Она начала негромко, как будто укачивала живого младенца:

Мальчик Бондо прижимается к грудиСвоей матери.

Она пела все громче и громче, вплетая в мелодию всю боль своего сердца.

Толисквами не знала, что поет новую песню, она где-то слышала эту мелодию, может, мать пела ей похожую на эту колыбельную. Песня лилась из глубины сердца, и слова рождались там же…

Спи, спи, сынок.Спи, мой дорогой.В люльке бутон розыУ меня расцвел…

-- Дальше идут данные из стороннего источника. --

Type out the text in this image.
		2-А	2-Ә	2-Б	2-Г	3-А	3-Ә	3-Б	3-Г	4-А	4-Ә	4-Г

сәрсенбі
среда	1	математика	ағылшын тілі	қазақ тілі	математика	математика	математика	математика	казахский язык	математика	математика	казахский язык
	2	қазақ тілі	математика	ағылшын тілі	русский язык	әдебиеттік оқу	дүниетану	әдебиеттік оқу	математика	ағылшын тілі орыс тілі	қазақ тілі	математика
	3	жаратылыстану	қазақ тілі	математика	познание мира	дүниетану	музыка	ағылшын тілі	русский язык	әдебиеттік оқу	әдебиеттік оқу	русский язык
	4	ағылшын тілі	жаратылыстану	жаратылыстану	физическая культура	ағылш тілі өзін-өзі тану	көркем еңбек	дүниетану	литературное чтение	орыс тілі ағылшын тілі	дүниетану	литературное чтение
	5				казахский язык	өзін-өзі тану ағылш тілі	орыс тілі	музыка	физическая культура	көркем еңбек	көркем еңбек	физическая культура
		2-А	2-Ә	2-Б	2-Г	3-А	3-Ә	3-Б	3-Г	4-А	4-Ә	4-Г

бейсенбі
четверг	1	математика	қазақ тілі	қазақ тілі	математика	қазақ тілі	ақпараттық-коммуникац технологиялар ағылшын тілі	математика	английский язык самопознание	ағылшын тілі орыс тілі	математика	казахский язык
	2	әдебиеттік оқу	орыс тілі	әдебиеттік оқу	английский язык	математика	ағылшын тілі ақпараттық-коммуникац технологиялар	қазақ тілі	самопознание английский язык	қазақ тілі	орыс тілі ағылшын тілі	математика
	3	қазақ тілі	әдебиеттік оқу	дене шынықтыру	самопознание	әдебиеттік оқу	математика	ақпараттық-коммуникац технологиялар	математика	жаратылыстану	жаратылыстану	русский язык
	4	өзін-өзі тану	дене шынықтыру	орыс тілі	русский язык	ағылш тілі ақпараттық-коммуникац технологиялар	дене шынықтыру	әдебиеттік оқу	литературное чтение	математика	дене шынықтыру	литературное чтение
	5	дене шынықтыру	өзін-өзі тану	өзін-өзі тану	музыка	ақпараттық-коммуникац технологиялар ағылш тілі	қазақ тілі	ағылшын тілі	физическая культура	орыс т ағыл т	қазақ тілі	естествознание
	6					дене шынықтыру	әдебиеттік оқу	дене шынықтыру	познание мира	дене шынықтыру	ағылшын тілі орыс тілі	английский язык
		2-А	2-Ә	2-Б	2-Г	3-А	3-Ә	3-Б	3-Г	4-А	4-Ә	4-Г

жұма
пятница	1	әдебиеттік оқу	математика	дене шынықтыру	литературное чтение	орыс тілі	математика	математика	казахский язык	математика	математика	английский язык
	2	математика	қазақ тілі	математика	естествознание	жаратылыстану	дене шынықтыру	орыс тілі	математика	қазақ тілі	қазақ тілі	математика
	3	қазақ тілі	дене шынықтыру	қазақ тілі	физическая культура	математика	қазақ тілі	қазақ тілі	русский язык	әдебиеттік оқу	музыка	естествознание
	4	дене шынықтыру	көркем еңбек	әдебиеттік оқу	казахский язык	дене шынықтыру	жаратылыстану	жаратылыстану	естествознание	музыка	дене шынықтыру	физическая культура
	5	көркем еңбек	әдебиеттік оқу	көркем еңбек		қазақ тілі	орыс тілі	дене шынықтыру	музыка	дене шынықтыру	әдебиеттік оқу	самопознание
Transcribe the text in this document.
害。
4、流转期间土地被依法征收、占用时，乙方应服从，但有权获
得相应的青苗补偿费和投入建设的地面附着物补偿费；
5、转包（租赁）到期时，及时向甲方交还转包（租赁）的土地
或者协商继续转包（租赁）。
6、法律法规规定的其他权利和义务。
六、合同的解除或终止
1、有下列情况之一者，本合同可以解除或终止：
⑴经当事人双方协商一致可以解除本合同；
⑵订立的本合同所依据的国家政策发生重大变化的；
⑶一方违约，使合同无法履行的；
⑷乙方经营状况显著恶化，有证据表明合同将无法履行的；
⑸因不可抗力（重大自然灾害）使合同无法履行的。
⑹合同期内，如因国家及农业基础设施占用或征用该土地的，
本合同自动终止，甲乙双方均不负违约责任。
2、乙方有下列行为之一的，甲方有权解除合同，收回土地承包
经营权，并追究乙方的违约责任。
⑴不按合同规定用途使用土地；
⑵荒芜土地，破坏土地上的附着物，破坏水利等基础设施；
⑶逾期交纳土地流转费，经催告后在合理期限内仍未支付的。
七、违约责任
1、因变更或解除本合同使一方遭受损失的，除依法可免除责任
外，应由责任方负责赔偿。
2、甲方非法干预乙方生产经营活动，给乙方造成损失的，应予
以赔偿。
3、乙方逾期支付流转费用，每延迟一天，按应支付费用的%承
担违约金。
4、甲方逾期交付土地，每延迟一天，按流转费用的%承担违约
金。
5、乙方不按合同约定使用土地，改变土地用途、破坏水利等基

Вой шакалов прекратился. В роще воцарилась гробовая тишина, словно каждое дерево и каждый куст прислушивались к пению Толисквами.

Сняла я с него одеяло ивзглянула на него я, —стал он похож на луну и солнце,мой дорогой мальчик.

Рыдания душили Толисквами. Она прервала свою песню и снова принялась осыпать поцелуями личико ребенка. Она представила его лежащим в колыбели, действительно похожим на луну и солнце, и, вздохнув, продолжала:

Небом рожден ты,Солнце и луна растили тебя,Вырастет мой сыночек —Расцветет бутон розы.

Слезы ручьями стекали по ее щекам, соединялись у подбородка и капали на тельце ребенка.

Вот шакал идет,Мальчик Бондо спит.Мальчик БондоПрижимается к груди своей матери.

Где-то рядом прошмыгнул шакал… Толисквами испугалась, но тень быстро скрылась в темноте, так же быстро заглох и шорох в кустах.

Ночь незаметно растаяла, вначале на небе замерцала утренняя звезда, затем из села донеслось кукареканье петухов, на востоке едва заметно посветлело небо, солнце бросило свои первые лучи, шакалы умолкли, и с полей взлетел жаворонок, радостным пением известил поля и луга о наступлении утра.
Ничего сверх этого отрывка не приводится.